Eden Attar is a Florida-born Quisqeyan-American artist, educator and organizer. She studied Anthropology at the University of Chicago where she was an Odyssey Scholar and Classical Musicology at Washington University in St. Louis where she was a Chancellor's Fellow. Her Master's Thesis Playing with the Music is an analysis of how listening as a social skill is taught using classical music on the children's television program Sesame Street.

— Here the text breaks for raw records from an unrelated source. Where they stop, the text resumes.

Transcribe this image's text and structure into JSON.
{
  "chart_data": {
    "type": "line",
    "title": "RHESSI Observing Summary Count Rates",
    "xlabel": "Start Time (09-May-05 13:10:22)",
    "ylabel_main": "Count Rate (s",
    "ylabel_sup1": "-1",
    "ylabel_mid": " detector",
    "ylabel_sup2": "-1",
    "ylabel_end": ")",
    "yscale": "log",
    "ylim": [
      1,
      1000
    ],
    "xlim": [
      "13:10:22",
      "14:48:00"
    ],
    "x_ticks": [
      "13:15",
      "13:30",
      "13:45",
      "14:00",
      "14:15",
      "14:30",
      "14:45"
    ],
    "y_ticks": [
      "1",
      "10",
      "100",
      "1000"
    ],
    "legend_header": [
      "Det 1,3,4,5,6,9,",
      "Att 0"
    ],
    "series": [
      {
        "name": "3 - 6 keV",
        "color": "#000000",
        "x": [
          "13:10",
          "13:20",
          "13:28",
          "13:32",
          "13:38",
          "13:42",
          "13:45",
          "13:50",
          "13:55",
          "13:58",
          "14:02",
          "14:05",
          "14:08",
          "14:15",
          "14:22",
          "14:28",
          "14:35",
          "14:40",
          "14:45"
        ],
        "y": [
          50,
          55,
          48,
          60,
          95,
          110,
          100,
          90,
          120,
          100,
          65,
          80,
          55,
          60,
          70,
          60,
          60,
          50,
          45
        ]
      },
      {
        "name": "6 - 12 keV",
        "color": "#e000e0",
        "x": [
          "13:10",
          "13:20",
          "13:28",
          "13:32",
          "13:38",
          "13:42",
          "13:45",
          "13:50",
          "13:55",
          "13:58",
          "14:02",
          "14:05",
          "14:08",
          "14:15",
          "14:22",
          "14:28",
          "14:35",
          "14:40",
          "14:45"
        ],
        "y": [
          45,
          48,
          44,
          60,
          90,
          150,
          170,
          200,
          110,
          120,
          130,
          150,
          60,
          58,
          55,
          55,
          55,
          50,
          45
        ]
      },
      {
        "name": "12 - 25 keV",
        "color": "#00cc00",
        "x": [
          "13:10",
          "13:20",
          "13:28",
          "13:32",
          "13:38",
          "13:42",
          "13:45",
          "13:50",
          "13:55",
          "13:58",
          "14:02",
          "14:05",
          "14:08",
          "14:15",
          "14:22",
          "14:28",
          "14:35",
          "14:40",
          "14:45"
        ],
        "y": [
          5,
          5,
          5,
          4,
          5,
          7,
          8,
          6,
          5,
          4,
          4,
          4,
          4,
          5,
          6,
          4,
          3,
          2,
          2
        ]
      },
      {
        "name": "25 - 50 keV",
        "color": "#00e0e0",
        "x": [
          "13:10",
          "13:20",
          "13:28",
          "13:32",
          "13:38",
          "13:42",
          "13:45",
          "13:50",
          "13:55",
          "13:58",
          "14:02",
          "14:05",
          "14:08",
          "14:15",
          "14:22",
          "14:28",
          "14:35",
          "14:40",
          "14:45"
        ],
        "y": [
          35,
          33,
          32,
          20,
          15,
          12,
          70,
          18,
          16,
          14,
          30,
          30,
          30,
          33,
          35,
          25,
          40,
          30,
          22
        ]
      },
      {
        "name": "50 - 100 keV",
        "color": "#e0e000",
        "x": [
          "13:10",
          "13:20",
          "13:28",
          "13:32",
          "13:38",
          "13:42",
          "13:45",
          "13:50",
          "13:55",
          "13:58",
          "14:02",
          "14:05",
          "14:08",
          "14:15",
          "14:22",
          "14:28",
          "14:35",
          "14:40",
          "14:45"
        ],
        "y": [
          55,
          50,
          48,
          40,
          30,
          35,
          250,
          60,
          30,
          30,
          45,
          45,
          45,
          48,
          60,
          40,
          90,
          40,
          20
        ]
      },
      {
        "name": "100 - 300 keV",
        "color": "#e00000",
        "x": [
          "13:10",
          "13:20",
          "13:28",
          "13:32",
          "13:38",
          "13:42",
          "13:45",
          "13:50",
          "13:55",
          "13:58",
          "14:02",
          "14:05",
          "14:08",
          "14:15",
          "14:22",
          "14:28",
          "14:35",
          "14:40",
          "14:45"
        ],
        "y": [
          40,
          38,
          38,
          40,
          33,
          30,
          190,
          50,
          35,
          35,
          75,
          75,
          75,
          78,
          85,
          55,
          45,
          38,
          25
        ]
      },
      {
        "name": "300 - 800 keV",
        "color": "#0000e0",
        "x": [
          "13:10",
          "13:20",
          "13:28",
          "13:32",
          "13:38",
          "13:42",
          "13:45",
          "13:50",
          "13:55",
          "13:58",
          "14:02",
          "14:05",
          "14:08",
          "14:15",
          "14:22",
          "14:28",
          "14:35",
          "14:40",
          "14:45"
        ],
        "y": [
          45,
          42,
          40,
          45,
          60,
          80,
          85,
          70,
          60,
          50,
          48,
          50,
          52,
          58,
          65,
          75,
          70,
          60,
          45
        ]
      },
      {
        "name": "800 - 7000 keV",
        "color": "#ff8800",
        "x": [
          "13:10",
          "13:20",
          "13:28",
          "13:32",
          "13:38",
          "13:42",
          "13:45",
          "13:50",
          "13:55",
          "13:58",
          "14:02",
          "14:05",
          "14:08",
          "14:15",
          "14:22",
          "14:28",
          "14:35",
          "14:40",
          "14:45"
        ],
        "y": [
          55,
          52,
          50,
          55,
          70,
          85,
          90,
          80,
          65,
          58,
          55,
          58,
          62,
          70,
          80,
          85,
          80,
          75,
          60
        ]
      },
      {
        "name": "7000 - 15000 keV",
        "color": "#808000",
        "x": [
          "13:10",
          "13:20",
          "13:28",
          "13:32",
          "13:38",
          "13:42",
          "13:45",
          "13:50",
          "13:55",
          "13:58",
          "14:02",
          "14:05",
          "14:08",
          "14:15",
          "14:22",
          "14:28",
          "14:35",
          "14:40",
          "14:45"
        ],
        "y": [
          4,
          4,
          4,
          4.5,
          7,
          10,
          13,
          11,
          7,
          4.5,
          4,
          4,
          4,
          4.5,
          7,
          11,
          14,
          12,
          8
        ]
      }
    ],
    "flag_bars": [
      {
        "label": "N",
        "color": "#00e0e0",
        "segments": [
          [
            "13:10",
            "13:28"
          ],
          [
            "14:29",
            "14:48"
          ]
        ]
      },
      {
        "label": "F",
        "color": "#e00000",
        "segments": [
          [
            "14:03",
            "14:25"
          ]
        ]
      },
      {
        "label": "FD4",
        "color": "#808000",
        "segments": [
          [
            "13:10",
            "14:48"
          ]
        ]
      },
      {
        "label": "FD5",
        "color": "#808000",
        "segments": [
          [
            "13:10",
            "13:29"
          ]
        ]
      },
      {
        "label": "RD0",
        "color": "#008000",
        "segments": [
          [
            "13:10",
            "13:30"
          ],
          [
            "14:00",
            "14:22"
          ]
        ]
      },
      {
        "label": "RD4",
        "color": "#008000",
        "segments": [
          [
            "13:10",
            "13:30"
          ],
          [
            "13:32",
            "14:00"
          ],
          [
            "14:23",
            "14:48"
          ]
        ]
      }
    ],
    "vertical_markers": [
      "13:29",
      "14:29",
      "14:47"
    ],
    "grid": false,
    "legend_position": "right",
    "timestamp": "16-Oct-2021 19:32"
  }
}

Since 2022, Attar has lived and worked in Boston where she is known for her leadership of the Moon Swap, a monthly mutual aid gathering based on anarchist principles. She had her first solo show, The Sun, My Scars a Poppyseed, in 2025 at the Harvard Ed Portal's Crossings gallery, an interactive installation work which explored the metaphor of body as land. She was an artist in residence at the Harvard ArtLab in the summer of 2024, during which she produced the installation piece Bohio (home), a manifestation of a group of Taino Zemi'no who, fleeing colonialism by the U.S. and Europe have taken up residence in different public lockers around the country. In 2022--23 her interactive installation project and alternative computer network St. Louis smolnet was built with support from the Luminary St. Louis and the Andy Warhol foundation for the Visual Arts as part of the Luminary Futures Fund program.
Attar's work explores memories of displacement, acts of resurgence, and dreams of anti-colonial futures. In these explorations, her work makes use of interactive electronic and physical elements, live plants, food, 2-D art, and sculpture. Her work is heavily rooted in her research practice, which draws on anarchist, indigenous American, and Taoist philosophies; archaeology of the Caribbean; and her community practice.
Watch Linden Beer
"Linden Beer" tells a story of queer trans friendship around the seasonal act of collecting linden flowers. This film is a live recording of a reading of the story's text, written in Orca---an esoteric programming language for generating musical MIDI signals, in which every capital letter of the alphabet is an operator. Stretching the intended use of the language, "Linden Beer" is a story whose words create their own sonic and visual accompaniment.